Load Balancing not working - it appears that load balancing between API pods is not working. Generally speaking (depending on load balancing config), when a new request comes in it should be distributed equally between all available pods. This is not happening. Instead, even though we have 2 API pods, all of the traffic is going to 1 pod. This is a huge problem, as it means none of the horizontal scaling on OpenShift is working. There may be some technical hurdles, for example, there have been discussions before that perhaps load balancing would split the websocket sessions.

Recommendation Enable load balancing so that load is distributed equally among pods: i.e. roundrobin load balancing strategy - OpenShift docs link.

Authentication taking up 42.25% of CPU on every request - If we look at the flamegraph, for example, profile-demo-withloadtesting.svg, we can see that 36.75% of the CPU was spent on just parsing the OIDC token from Keycloak, and another 5.5% was spent in our auth_util. Only 12% was for actual busienss logic. Another ~10% for JSON encoding, and the remaining ~35% for threading, eventlet, and gunicorn.

Recommendation: Refactor the has_any_role function in auth_util.py, as it is in the hot path for basically every single request. Profile changes before and after to measure impact. While it's only 5% of CPU, it's 5% of CPU for every request, so any improvements here will benefit across the board.

Recommendation: Investigate if there are gains to be made with Keycloak OIDC token parsing. We are currently using the flask_oidc third party package.. If there are any gains to be made here, such as a new package, or writing it in house, they are worth looking into. OIDC parsing takes 42% of every request, and is much higher impact than the has_any_role recommendation above. One possibility would be to re-rewrite token parsing in another language faster than Python (e.g. C++ or Rust), and have Python call it via a foreign function interface. The Python CFFI does exactly this. One of Python's main strengths is it's fantastic foreign function interface, so that when a performance critical hot path is detected it can be re-written in another faster language. This comes with operational overhead but is worth investigating.

Recommendation: Send emails in a separate pod. Sending emails is one of the most CPU intensive tasks that the API pod is responsible for.
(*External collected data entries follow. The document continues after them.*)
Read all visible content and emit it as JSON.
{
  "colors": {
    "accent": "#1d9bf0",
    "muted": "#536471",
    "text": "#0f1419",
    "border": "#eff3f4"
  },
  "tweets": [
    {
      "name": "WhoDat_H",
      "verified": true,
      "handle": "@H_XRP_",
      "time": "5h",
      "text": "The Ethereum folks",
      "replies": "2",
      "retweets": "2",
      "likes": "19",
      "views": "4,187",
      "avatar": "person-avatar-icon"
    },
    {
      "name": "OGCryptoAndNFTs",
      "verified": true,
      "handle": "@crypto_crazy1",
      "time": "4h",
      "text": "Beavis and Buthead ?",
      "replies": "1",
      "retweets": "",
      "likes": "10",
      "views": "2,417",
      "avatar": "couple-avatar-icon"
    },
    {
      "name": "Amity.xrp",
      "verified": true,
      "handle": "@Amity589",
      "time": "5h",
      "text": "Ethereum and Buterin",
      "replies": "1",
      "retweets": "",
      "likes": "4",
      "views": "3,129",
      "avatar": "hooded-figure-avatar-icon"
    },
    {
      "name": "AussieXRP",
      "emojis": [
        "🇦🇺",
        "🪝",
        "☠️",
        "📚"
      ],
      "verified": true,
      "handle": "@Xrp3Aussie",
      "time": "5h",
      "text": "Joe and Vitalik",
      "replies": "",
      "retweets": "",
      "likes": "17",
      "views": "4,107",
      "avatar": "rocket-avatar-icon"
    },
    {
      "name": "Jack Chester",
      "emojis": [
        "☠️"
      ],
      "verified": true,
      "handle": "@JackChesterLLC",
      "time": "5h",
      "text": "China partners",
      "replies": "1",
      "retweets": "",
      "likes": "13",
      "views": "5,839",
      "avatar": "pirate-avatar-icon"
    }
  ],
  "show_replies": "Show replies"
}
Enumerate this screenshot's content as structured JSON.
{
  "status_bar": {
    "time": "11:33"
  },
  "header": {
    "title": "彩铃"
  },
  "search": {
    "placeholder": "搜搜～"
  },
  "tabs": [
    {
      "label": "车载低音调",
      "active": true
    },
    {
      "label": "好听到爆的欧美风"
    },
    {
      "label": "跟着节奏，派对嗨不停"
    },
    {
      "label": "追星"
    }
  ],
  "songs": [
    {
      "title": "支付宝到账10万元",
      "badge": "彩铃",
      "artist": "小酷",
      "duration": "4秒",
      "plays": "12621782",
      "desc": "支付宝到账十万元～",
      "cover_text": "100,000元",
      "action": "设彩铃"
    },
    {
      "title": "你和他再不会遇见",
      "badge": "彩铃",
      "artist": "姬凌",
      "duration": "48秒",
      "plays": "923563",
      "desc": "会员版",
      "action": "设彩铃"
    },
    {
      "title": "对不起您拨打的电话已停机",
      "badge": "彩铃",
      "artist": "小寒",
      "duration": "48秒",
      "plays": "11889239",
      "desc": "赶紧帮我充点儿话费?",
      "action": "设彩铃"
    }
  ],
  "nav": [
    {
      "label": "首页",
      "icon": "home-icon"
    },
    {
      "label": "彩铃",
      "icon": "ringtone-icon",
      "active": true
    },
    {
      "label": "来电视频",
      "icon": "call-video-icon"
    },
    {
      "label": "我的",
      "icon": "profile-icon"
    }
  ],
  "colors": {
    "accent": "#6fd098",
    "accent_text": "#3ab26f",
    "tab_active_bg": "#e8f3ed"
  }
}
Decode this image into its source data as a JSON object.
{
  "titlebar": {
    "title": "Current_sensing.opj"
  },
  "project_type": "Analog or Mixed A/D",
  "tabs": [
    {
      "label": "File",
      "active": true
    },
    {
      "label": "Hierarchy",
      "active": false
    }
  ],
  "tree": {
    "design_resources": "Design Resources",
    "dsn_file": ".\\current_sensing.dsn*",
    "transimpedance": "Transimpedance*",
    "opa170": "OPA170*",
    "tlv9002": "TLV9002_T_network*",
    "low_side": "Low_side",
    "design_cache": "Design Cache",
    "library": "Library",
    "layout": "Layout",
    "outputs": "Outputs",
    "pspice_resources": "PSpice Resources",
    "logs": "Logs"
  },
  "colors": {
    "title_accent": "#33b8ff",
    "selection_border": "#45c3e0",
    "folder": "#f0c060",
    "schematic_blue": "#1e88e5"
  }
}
When a pod has to bulk send emails (e.g. after creating a blackout), this can result in CPU spikes which cause other requests to timeout. We recommend spinning up a queue and a separate pod responsible for sending emails. Instead of the main API pod sending emails, it would instead add a record to the queue indicating the email hadn't been sent. The new email-pod would be programmed to always listen to the pod, and when emails come in it would send them and then update their status in the queue to sent. Another benefit of this approach is it's more resiliant. If a pod crashes when halfway through sending emails, the queue will still have the correct list of what needs to be sent. In the current system if a pod crashes while sending emails, those emails are lost. Relatedly, having load-balancing working should ameliorate this issue of CPU load from emails. So, we recommend you investigate load balancing first as it may improve it enough to not be an issue.

OpenShift 4 also has specific patterns to deal with this, called Jobs. A queue would still be necessary, but then one could configure an "email job" to only spawn when there are emails to send. This would reduce overall resources spent and increase resiliancy if things go down.

Resources

FAQ / Troubleshooting

Verify IDs are correct

The first thing to check when trouble shooting is that the IDs in csr-test-all.yaml are correct. For example, service_id and office_id we have hardcoded to 7 and 1 respectively.

Verify the "admin" user is assigned to correct office

The admin user must be assigned to the same office that the tests try to use.

For example, if you set office_id to 1, then admin must be assigned to Test Office (assuming 1 = Test Office).

I get errors when testing locally, but not when testing OpenShift dev

This is normal. You run into performance limits quicker on a weaker local machine.

OpenShift dev can support 200 concurrent users, but my laptop can support far less than that.